Okay. Now we have a framework to ask ourselves questions that will hopefully yield deeper answers. But if you’re anything like me, you still want help tidying up the underlying data and options.
The surgeon
I recently discovered this risk analysis matrix by neurosurgeon Ben Carson1, who served as Secretary of Housing in Donald Trump’s government. In his book Take the Risk, Carson explain how he uses four simple questions to decide whether or not to do a risky surgical intervention, or whenever he faces a hard decision in his life (like letting his teenage son drive a family car after two accidents):
Carson also explains how he goes through the four questions several times to assess risk from different perspectives: for example putting himself in his + his patient’s + his hospital’s shoes.
He also considers the Why: what are his motives and personal values?

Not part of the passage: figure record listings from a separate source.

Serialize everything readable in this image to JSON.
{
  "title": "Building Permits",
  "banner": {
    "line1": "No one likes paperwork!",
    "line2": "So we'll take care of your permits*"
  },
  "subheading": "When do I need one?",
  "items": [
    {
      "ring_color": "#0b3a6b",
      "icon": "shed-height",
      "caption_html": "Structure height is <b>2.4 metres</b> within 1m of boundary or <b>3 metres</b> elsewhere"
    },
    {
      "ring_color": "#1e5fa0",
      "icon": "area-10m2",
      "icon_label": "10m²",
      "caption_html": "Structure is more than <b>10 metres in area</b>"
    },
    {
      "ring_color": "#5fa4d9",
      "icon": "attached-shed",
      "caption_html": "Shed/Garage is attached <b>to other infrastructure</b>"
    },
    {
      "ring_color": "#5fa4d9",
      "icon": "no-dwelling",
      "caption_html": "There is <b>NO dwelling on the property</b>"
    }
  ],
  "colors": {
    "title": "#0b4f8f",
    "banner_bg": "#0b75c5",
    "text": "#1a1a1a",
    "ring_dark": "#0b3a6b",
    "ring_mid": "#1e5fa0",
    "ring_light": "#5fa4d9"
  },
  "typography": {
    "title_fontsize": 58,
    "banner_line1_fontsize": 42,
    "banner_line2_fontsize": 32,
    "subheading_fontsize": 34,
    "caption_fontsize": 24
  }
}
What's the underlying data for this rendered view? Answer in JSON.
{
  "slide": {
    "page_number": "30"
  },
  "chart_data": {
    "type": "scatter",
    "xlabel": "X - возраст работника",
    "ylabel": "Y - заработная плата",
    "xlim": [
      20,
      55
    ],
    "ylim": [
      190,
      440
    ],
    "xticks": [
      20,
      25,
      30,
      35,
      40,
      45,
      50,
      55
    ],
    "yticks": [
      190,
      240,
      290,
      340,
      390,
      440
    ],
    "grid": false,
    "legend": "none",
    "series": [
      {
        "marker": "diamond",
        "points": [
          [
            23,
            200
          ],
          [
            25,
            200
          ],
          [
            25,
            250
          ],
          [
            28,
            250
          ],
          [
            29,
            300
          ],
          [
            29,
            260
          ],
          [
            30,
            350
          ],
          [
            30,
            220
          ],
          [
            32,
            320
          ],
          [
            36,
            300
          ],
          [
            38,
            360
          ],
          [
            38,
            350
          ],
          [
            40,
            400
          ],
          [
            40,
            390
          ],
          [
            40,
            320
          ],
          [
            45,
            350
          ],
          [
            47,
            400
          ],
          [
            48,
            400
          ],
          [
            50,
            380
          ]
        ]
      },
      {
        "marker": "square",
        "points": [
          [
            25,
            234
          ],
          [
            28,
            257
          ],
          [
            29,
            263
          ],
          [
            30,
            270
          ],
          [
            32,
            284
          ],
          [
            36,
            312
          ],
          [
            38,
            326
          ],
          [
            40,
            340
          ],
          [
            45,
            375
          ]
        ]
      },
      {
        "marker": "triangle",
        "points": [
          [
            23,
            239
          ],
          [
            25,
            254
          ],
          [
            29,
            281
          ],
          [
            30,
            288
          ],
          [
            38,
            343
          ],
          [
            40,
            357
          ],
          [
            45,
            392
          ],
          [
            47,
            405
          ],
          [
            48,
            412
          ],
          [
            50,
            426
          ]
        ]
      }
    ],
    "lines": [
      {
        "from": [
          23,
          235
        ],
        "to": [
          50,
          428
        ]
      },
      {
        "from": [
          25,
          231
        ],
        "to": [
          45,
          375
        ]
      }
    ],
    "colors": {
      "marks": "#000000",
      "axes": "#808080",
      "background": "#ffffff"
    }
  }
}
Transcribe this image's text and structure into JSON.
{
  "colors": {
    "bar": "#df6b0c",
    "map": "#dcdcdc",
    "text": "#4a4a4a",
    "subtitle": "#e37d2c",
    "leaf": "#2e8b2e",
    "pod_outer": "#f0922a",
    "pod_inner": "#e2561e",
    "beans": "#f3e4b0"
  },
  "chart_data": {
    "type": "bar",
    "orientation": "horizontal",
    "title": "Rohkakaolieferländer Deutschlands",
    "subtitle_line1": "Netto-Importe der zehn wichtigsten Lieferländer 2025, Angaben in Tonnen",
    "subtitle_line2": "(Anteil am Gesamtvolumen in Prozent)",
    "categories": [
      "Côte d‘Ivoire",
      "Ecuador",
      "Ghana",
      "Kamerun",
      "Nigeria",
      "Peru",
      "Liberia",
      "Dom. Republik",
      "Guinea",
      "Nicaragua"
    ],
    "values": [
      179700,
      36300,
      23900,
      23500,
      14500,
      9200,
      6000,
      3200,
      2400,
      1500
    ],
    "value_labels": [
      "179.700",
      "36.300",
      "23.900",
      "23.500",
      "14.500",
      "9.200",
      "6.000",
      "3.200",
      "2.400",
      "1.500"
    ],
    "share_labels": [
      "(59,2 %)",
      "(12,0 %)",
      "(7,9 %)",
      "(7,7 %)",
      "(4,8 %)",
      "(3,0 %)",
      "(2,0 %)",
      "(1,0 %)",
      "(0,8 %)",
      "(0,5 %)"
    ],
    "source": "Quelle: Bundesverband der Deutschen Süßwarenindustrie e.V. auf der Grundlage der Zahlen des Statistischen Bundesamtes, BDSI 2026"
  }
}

For instance, recalling a very risky surgical case, he says:
“From my own perspective there was enormous potential risk to my reputation if we experienced a negative outcome. My personal value system, however, made it relatively easy to discount any worries about my reputation and focus more on my patients’ perspective.”
The careers guru
When I have dozens of decision criteria fighting for my attention, I sometimes use the prioritising grid from Richard N. Bolles’ job-hunting bible What Color Is Your Parachute?
As Ruth Chang says:
“The first step is to figure out what matters when it comes to choosing between your options. Is it your wellbeing? Is it what other people will think of you? You have to figure that out, but most people don’t, and that can lead to flip-flopping because you’re changing your mind about what matters.”
Do you have other goodies in your toolbox that have made a difference to your decision-making? I’d love to know about them.
Happy holidays, folks. I feel so grateful that you’re reading me when so many things are clamouring for your time and attention today, and every day.
Looks like neurosurgery became an accidental running theme of this post.